As you can see on each releases pages, yes, we only have English for now. Sourcing material is in itself a long job, so we can’t do everything.

I’m not sure I understand your question …

That depends on your hardware …

That depends on your system. Any desktop CPU should provide more than realtime performances. We could verify above realtime on Android devices with Snapdragon 820 and 835, as well as on Raspbian running on RPi4.

You are comparing unrelated things: benchmarks and real-life use. We still have a long way to go, especially regarding amount of data. This will make the model more reliable (noise, accents, etc).

We don’t provide an online service.

I know you don’t provide an online service. I want to get free from those online services.
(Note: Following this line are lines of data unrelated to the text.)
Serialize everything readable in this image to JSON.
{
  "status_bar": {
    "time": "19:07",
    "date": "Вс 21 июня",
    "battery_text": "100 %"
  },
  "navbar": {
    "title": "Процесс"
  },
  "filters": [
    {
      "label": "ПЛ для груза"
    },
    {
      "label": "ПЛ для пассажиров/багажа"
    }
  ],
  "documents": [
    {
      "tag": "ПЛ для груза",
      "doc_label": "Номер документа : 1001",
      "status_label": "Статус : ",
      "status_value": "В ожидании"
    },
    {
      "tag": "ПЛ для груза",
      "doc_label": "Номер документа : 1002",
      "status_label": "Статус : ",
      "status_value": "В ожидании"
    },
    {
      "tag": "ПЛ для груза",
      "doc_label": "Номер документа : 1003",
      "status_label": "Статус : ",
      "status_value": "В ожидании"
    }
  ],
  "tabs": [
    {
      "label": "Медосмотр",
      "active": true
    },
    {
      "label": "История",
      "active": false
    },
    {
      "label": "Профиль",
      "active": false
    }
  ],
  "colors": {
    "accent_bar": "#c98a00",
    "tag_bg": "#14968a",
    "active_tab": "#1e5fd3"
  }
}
It means that the speech recognizer detects the end of an utterance in a continuous audio stream.

I’m not sure we share the definition of “end-to-end”, but we don’t do that. There’s support for streaming, allowing you to feed audio continuously. It’s still up to you to take care of VAD and handle start/stop of stream.

Never mind, my mind read that as end-to-end.

Perfect, it’s just that since this was your point of comparison, I wanted to make sure you are aware that we don’t provide such hosting. Technically, it’s obviously doable, so you could provide your own if you’d like / need.